In order for a transaction at an undervalue to be proved, the test in section 240 of the Insolvency Act 1986 must be satisfied. The transaction must have occurred within the relevant period of two years. The period is calculated by reference to the period of time immediately preceding the onset of liquidation. There is also a requirement for the company to have been insolvent when the transaction was entered into, or for the company to have become insolvent as a result of the transaction. This is presumed for a 'connected person', which may be rebutted, but must be proven by the liquidator or administrator in all other cases. There is a defence which the recipient of the transaction can rely on under section 238(5) of the Insolvency Act 1986 which applies where a transaction was entered in good faith, for the purpose of carrying on the business, and there were reasonable grounds when it was entered to believe that it would benefit the company.

If it is proven that there was a transaction at an undervalue, then the transaction is voidable at the court's discretion and there are a number of possible court orders. These are listed in section 241 of the Insolvency Act 1986 and include returning the property to the company, returning the proceeds of sale to the company, and the discharge of any security.

=== Australia ===
An uncommercial transaction in Australian insolvency law occurs if it could be expected that a reasonable person in the same circumstances as the company would not have entered into the transaction with regard to the benefits and detriments to the company, the benefits to any other party to the transaction, and any other relevant matter.
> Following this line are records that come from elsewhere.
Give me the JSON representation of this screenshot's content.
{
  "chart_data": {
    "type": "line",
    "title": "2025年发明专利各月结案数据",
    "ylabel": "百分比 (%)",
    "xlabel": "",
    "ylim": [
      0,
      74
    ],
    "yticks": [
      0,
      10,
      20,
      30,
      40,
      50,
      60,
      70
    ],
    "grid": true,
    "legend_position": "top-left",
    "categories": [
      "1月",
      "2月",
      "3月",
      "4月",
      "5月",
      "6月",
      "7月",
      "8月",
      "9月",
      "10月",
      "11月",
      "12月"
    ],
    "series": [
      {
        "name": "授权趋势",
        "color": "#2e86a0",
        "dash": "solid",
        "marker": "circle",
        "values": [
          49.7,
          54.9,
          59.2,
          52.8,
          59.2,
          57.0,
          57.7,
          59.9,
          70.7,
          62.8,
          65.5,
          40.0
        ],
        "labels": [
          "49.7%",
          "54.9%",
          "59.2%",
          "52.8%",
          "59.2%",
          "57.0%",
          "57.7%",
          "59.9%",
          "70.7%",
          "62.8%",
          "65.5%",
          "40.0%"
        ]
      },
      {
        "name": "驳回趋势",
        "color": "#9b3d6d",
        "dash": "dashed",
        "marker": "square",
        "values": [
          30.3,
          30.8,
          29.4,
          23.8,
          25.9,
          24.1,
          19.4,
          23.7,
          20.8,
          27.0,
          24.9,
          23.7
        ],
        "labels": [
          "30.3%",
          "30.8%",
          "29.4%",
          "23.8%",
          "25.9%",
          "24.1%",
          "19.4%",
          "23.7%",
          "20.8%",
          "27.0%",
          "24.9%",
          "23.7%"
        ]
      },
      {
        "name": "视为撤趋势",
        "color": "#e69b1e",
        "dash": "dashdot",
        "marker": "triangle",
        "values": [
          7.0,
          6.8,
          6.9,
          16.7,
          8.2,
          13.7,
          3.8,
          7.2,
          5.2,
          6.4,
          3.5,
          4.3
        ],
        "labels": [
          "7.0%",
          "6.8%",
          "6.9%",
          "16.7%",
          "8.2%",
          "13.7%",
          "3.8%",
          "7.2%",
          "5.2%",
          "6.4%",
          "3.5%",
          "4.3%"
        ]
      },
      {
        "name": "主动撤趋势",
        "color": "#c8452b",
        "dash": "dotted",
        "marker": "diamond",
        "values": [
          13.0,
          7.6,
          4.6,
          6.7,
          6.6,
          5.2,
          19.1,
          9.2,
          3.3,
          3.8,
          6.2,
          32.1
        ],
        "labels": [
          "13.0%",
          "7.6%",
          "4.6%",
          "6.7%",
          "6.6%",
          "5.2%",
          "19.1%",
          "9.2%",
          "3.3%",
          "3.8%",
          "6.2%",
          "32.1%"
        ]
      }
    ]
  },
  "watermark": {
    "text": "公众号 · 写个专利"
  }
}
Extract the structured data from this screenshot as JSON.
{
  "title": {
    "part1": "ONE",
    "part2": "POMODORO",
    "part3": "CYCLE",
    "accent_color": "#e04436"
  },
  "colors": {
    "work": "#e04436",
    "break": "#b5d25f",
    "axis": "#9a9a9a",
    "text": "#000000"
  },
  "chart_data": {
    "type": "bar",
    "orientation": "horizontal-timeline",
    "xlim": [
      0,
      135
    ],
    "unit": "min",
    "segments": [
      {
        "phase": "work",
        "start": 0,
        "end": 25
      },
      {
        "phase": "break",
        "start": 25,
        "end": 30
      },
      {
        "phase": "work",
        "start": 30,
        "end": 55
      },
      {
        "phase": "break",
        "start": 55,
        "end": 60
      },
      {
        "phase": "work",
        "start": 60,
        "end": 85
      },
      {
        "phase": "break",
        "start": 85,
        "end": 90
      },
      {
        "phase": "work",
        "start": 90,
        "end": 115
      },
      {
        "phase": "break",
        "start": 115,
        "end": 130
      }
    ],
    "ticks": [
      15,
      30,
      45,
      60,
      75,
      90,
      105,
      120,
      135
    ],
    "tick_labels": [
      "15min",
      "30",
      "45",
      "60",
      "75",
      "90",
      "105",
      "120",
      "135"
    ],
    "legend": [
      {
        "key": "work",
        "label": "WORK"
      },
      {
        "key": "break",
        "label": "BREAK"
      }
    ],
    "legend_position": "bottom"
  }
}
Section 588FB(2) of the Corporations Act 2001 provides that there is no requirement for a creditor of the company to be party to the transaction and that there can still be an uncommercial transaction where it was the result of an Australian court order or agency direction.
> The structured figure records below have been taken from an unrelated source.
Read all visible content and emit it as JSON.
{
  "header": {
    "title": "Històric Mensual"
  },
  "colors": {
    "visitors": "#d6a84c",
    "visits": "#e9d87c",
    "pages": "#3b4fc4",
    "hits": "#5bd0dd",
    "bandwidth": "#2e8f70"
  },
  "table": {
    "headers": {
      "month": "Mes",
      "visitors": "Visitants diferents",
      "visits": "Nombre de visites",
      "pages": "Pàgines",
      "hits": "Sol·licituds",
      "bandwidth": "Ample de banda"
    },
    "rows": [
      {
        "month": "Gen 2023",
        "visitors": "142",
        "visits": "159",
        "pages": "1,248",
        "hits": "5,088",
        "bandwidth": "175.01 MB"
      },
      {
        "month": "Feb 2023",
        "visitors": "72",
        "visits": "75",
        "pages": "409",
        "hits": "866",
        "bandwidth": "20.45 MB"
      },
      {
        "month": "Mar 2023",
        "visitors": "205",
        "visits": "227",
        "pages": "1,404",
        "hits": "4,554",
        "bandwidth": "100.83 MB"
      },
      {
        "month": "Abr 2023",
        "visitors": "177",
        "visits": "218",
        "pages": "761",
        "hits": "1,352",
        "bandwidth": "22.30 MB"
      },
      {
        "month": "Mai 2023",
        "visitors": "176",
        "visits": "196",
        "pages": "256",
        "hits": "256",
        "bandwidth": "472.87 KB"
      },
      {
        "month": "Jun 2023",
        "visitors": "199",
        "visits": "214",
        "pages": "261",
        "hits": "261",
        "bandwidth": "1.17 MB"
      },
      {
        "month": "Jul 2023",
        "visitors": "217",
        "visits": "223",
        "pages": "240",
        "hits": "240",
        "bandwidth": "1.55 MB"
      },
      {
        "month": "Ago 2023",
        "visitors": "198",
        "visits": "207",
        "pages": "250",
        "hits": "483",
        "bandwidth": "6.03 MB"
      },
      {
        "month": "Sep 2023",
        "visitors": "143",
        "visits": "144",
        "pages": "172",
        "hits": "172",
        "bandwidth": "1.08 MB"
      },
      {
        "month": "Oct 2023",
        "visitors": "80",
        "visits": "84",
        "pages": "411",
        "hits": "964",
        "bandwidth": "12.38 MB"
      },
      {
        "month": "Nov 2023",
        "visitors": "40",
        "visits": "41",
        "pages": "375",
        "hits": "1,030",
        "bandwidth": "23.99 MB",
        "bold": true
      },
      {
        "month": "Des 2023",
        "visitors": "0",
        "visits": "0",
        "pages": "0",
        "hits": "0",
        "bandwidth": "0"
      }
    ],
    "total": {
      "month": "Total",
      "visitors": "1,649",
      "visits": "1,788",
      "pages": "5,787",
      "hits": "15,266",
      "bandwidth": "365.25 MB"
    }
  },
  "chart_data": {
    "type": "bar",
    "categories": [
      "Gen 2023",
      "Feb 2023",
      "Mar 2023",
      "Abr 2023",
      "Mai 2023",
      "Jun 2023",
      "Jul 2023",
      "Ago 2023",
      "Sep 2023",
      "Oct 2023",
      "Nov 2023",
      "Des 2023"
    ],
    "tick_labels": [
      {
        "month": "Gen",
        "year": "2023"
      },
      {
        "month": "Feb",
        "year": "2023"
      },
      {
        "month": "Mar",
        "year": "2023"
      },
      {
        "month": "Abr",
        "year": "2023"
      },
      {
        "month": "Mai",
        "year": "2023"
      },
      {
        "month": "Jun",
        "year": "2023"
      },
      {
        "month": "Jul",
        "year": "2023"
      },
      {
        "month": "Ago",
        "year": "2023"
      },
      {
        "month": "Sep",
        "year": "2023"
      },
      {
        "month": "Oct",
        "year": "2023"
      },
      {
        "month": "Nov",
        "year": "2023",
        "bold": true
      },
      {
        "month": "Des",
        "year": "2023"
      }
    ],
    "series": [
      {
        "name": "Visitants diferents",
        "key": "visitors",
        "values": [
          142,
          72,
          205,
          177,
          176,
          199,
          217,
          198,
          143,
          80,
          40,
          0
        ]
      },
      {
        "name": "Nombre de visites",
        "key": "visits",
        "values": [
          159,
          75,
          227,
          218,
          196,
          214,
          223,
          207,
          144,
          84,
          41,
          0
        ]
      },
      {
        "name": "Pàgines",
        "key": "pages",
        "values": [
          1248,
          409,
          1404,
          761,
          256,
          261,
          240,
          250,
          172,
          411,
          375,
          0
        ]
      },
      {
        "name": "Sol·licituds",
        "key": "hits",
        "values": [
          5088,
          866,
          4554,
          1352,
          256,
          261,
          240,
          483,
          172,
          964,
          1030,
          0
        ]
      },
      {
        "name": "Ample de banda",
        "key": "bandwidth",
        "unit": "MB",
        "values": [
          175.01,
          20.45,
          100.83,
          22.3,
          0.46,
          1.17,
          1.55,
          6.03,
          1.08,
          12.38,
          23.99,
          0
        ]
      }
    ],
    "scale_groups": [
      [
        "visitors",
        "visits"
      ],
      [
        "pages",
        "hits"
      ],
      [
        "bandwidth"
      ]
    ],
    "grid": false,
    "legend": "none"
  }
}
The vulnerability period for an uncommercial transaction is two years, or four years where there is a 'connected person'.

=== Canada ===
A transfer at undervalue occurs in Canadian insolvency law where there is a transfer of property or the provision of services for which the debtor company gives a consideration of nil or conspicuously less than fair market value. A trustee must bring an application under section 96 of the Bankruptcy and Insolvency Act for the court to declare a transaction void. The trustee has different legal requirements where the party was or was not dealing at arm's length with the debtor. Where the parties were at arm's length, the trustee must prove that the transaction was at an undervalue, it occurred during the one year before the initial bankruptcy event, the debtor company was insolvent at the time of the transaction or was made insolvent because of it, and the company intended to "defraud, defeat or delay" a creditor.
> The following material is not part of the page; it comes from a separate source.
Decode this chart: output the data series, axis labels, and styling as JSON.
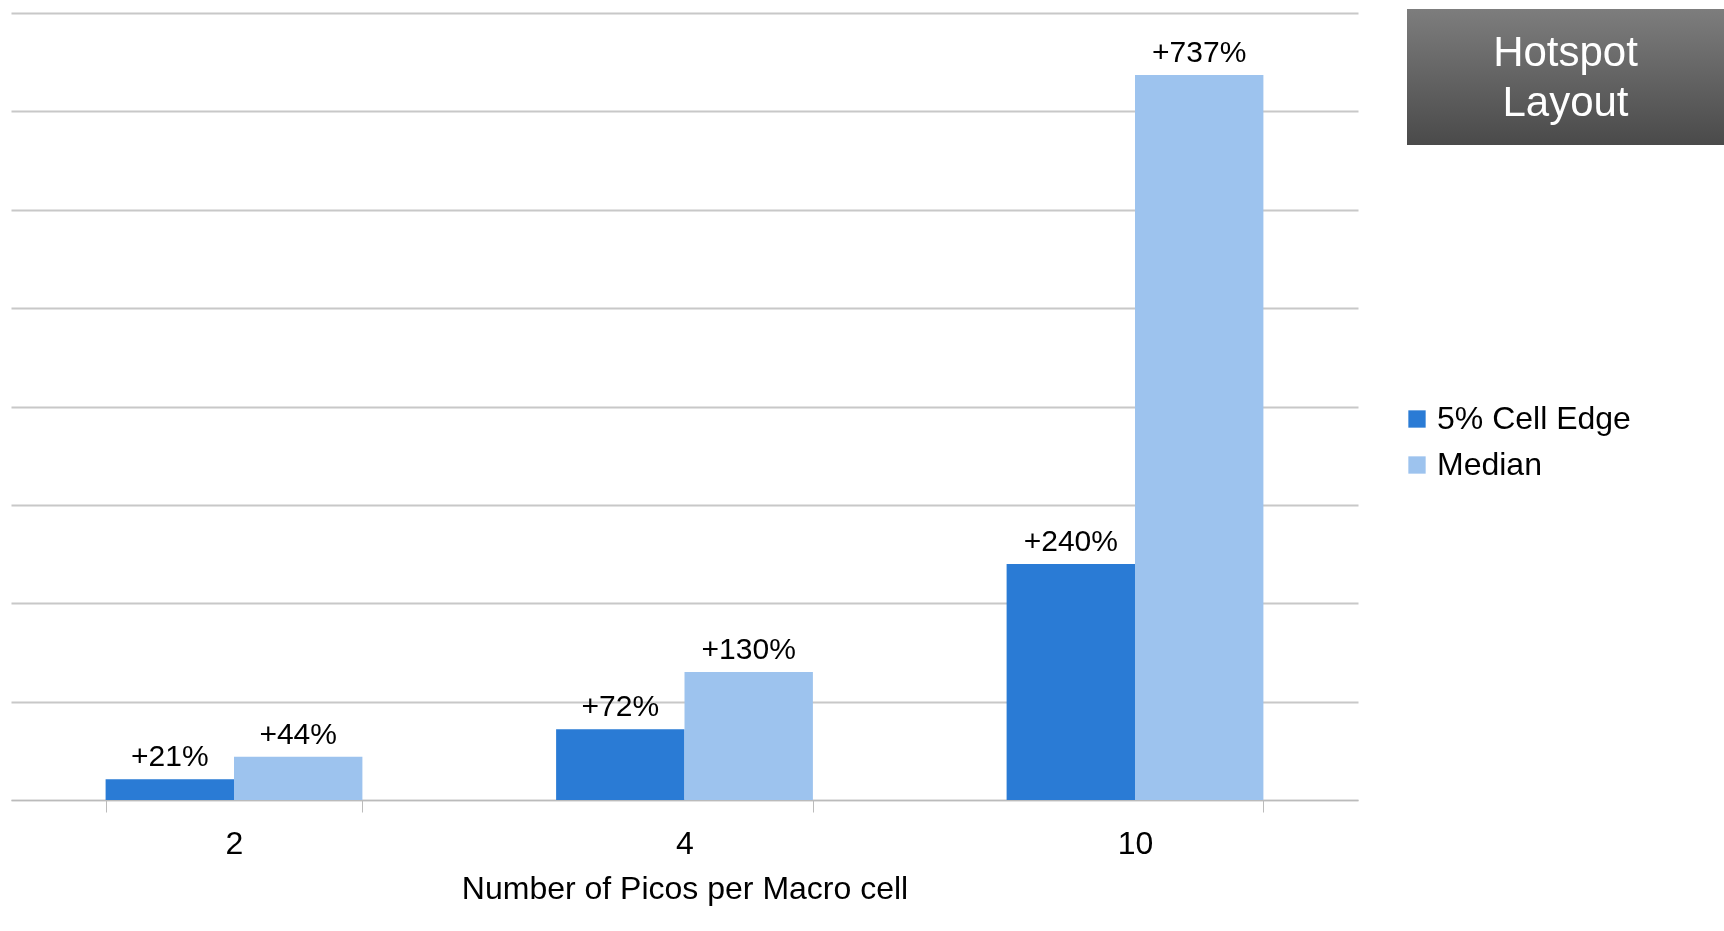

Where the parties were not dealing at arm's length, then the trustee must prove that the transaction was at an undervalue and that either the transfer occurred during the one year before the initial bankruptcy event or the bankruptcy occurred in the five years before the initial bankruptcy event and the company was insolvent at the time of the transaction or was made insolvent because of it and the company intended to "defraud, defeat or delay" a creditor.

=== South Africa ===
A disposition without value in South African insolvency law can be set aside by the court under section 26 of the Insolvency Act 1936. This occurs where the debtor made such a disposition more than two years before the sequestration of his estate and it can be proven that immediately after the disposition, debtor's liabilities exceeded his assets, or the disposition occurred within two years of the sequestration of the estate and the person who received the disposition cannot prove that immediately after the transaction, the assets of the debtor exceeded his liabilities.